At this point Dr. FitzGerald accepted that Britain had fulfilled its part of the bargain and that the IRA was making unreasonable demands. The Irish prime minister hardened his position even more when it was learned that the hunger-strikers, apparently an orders from the IRA, had refused to cooperate with attempts by a Red Cross team to look into their situation.
On balance the British government would prefer to deal with Dr. FitzGerald than the man he displaced as Irish prime minister Charles J. Haughey.
It is accepted, however, that Dr. FitzGerald's grip on office is precarious. His administration is thought likely to survive at least until some time in the fall.
In that period it is possible there will be a summit meeting between Dr. FitzGerald and Mrs. Thatcher, but officials in Dublin and London do not hold out much hope that it will be politically productive unless a means can be found in the interval to defuse the H-block crisis.
The chances of a breakthrough are rated as slight. Two prisoners, one of them a successful candidate in the Irish general election, are close to death. The feeling is that only a miracle can save their lives.

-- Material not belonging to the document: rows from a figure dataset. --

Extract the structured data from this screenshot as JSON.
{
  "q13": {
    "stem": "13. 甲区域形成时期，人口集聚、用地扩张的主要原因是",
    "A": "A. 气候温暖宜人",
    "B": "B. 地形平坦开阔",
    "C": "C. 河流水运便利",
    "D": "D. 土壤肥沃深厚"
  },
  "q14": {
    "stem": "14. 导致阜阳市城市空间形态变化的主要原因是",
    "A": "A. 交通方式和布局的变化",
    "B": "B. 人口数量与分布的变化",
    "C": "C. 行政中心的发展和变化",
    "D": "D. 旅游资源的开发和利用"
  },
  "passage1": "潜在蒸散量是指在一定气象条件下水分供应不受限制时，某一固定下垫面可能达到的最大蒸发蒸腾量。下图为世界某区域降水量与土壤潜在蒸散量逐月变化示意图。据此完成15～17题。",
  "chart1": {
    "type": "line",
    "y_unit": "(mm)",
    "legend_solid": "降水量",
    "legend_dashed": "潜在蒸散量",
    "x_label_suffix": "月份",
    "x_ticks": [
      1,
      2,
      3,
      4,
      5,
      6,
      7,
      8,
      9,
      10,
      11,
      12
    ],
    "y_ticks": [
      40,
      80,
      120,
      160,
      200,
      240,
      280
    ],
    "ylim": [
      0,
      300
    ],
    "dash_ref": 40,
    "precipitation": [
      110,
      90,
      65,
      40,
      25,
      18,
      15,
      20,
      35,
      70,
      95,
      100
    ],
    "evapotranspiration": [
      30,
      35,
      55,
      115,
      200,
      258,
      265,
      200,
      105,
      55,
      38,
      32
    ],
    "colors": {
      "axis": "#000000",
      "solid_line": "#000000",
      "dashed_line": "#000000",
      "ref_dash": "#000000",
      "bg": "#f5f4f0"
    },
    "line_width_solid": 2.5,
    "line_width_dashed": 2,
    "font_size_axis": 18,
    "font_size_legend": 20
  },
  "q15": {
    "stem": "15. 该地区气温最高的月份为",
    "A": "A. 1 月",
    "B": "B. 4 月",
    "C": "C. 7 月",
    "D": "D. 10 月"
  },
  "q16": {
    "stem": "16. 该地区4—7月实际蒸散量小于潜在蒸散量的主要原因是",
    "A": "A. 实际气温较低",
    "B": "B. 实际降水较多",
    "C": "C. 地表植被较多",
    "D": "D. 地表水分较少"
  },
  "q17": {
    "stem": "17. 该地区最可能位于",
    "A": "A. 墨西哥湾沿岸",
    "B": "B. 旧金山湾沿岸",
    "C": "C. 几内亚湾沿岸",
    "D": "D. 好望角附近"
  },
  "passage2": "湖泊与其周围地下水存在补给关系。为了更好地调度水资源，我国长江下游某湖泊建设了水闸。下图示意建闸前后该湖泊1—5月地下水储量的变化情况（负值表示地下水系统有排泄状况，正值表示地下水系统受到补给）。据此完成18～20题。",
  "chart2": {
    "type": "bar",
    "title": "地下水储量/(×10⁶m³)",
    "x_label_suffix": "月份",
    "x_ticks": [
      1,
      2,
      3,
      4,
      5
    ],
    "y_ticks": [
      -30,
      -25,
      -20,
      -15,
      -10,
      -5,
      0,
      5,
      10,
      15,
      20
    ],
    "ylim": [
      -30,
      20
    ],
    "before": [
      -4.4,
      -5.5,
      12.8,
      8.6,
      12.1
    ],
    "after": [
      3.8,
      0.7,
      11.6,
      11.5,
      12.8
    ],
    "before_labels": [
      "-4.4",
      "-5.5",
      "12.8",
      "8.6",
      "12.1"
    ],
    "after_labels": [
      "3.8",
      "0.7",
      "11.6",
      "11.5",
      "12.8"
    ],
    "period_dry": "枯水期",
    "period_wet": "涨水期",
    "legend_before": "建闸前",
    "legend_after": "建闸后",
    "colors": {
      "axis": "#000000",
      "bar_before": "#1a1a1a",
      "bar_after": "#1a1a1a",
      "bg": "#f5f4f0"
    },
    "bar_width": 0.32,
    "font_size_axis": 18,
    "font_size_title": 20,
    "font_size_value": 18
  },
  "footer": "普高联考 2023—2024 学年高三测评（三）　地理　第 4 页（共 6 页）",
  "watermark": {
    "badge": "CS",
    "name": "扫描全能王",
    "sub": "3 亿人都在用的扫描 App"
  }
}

Mrs. Thatcher meanwhile shows no sing of conceding the hunger-strikes' chief demand: that they be accorded status as political prisoners.
The result is continuing deadlock, with the only welcome development the modest improvement in dealings between the British and Irish governments.
But even that relationship could go sour again as quickly as it improved if the hunger-strikers die and popular pressures mount on Dr. FitzGer ald to start taking a hard line with Britain.